Доклад его о поездке к Разумовскому был принят отменно ласково. При докладе был и Григорий Орлов.
– Мы понимаем друг друга с Алексеем Григорьевичем, – сказала при этом Екатерина, – тайного брака покойной тётки с графом никогда не было… Признаюсь, праздный шёпот об этом был мне всегда противен. И недаром почтенный граф от Разумника происходит – сам догадался меня в столь щекотливой факции предупредить. Иного от прирождённой всем малороссиянам самоотверженности я ожидать и не могла.

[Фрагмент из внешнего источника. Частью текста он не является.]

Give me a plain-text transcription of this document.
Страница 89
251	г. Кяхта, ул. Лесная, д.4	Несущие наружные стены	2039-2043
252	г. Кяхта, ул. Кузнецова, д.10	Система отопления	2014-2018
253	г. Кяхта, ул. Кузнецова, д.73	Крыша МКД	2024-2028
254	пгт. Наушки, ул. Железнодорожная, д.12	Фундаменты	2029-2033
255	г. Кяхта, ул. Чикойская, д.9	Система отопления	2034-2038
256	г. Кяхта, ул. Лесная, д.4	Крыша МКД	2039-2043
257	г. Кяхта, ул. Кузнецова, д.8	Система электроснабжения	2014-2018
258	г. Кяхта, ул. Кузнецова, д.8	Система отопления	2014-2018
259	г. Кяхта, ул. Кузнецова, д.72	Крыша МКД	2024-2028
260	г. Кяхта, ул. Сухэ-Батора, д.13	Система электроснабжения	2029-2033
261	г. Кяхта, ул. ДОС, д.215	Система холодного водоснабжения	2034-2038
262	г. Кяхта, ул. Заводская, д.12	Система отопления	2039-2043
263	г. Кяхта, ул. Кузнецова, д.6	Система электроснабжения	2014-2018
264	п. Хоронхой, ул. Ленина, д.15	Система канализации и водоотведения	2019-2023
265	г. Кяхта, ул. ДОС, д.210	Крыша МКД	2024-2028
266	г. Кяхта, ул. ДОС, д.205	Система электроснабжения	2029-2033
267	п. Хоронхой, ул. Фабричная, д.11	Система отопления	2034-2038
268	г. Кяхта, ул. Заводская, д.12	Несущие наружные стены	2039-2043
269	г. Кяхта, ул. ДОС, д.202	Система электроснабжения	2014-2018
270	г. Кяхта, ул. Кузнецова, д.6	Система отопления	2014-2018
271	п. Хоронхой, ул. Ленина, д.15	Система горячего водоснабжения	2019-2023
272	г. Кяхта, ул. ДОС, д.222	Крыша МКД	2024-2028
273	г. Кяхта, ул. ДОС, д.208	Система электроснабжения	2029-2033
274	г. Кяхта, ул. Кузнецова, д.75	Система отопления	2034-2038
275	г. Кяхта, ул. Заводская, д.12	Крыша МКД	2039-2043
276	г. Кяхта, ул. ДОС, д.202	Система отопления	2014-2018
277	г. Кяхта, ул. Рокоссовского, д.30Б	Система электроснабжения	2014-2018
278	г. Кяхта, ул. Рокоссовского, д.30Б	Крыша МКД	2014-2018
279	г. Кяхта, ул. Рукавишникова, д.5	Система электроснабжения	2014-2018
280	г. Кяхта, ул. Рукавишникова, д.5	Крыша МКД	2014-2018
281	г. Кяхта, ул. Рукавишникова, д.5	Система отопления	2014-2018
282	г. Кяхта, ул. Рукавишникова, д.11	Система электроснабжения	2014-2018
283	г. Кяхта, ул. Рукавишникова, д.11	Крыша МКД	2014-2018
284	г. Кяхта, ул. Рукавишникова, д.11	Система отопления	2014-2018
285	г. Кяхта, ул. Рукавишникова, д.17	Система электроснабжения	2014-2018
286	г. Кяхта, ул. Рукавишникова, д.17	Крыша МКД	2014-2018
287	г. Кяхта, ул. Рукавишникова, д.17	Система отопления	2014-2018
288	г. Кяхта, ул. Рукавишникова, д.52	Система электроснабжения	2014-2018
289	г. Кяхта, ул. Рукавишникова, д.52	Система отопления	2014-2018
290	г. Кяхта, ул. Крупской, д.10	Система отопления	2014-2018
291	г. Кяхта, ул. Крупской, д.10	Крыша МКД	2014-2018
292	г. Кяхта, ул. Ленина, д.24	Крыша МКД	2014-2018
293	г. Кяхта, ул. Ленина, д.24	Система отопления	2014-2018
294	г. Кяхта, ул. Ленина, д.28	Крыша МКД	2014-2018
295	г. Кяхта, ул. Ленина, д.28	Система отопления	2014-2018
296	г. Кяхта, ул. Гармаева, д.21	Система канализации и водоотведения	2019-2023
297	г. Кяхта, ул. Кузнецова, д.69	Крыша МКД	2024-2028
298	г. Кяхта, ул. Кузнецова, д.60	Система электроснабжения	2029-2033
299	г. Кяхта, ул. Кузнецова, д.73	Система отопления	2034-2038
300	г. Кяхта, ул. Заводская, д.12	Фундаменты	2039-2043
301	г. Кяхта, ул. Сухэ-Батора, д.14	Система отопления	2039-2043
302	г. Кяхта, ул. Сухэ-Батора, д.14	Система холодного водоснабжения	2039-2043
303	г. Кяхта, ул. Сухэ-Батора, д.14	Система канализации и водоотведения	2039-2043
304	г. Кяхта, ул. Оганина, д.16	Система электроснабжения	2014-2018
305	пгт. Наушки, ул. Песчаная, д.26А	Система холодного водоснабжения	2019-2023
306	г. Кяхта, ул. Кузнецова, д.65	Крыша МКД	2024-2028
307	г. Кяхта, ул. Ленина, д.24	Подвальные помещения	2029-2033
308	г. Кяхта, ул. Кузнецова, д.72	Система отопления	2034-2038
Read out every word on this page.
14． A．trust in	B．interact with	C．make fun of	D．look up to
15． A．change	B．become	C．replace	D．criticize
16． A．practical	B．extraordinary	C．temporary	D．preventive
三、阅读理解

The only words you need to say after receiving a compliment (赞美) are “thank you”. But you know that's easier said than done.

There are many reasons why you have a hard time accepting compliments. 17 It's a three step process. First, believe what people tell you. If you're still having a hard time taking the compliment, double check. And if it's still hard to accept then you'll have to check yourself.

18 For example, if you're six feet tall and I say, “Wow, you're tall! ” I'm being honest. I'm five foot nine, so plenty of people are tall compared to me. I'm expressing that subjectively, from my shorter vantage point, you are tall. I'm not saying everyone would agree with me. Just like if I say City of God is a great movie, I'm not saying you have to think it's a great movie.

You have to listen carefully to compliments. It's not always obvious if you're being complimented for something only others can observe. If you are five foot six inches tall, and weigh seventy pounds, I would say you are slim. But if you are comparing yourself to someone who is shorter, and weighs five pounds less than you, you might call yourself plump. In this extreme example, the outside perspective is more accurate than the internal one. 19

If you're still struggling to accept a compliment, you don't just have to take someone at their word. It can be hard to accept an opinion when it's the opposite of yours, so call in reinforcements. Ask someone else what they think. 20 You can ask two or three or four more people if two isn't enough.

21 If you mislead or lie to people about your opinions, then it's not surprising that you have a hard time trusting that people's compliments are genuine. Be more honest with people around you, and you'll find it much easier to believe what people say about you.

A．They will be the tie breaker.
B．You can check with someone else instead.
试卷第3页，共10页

Орлов, как говорили потом Разумовскому, вышел из кабинета государыни бледный, сильно смущённый и с заплаканными глазами.
Не скоро, по отъезде канцлера, пришёл в себя Разумовский.
Он, свесив голову, неподвижно глядел с кресла в тихо мерцавший камин. Мысли его были далеко: перед ним рисовалась подмосковная слобода Александровская; он сам, молодой, статный певчий Алёша, ходит в хороводе сенных девушек, а об руку с ним голубоглазая, с русой пышной косой, красавица, царевна Елизавета Петровна; далее —Гостилицы и Аничков дом, свидетели стольких лет счастья, общих поклонений и почёта…
Алексей Григорьевич встал, отёр глаза, спрятал ларец и тут только вспомнил об офицере, посланном на антресоли для списывания копии из книги Маргарит. Он позвонил слугу. Мирович снова вошёл в кабинет.
– Ну, что, земляче, списал? – спросил, ласково улыбнувшись, Разумовский.
– Готово.
– Спасибо, садись, говори. Так как же, друже?.. ждёшь помощи, совета?
– Не откажите, ваше сиятельство, замолвить слово своему братцу, гетману.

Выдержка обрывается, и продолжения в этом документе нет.